- Founded: 2012
- Founder: Aaron Zimmer
- Defunct: 2024
- Country of origin: U.S.
- Location: Brooklyn, NY
- Official website: http://www.leestavall.com/

= Leesta Vall =

Leesta Vall Sound Recordings, or simply Leesta Vall, was an independent record label based in Brooklyn, NY. They specialized in limited runs of direct-to-vinyl 7" singles, each of which captured a unique take.

==Background==
Leesta Vall was founded by musician Aaron Zimmer in 2012 as a booking agency. They discontinued the agency side of the business and as of 2017 focused exclusively on recording direct-to-vinyl releases that captured live performances. Each individual performance was lathe-cut directly to a 7" vinyl record using modified antique equipment from the 1950s.
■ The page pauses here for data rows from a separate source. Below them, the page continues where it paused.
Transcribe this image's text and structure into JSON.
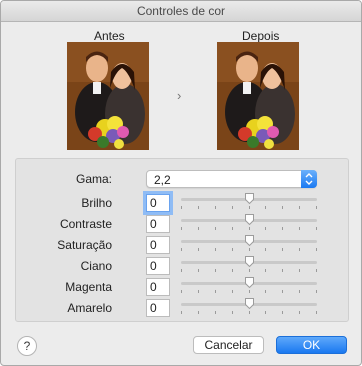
{
  "window": {
    "title": "Controles de cor"
  },
  "preview": {
    "before_label": "Antes",
    "after_label": "Depois",
    "separator_glyph": "›"
  },
  "controls": {
    "gamma": {
      "label": "Gama:",
      "value": "2,2"
    },
    "adjustments": [
      {
        "label": "Brilho",
        "value": "0",
        "slider_fraction": 0.5
      },
      {
        "label": "Contraste",
        "value": "0",
        "slider_fraction": 0.5
      },
      {
        "label": "Saturação",
        "value": "0",
        "slider_fraction": 0.5
      },
      {
        "label": "Ciano",
        "value": "0",
        "slider_fraction": 0.5
      },
      {
        "label": "Magenta",
        "value": "0",
        "slider_fraction": 0.5
      },
      {
        "label": "Amarelo",
        "value": "0",
        "slider_fraction": 0.5
      }
    ]
  },
  "footer": {
    "help_glyph": "?",
    "cancel_label": "Cancelar",
    "ok_label": "OK"
  },
  "colors": {
    "accent": "#1a78f0"
  },
  "icons": {
    "help": "help-icon",
    "select_stepper": "updown-chevron-icon",
    "separator": "chevron-right-icon"
  }
}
As of December 2024, the studio permanently ceased operations due to "circumstances beyond our control".

==Artists==
Artists included Sondre Lerche, Wakey Wakey (band), Pat McGee, Matthew Mayfield, Tony Lucca, Gabe Dixon, Chris Ayer, and Phoebe Hunt (former member of The Belleville Outfit). While artists could apply to record at Leesta Vall, Zimmer described the roster as "pretty selective".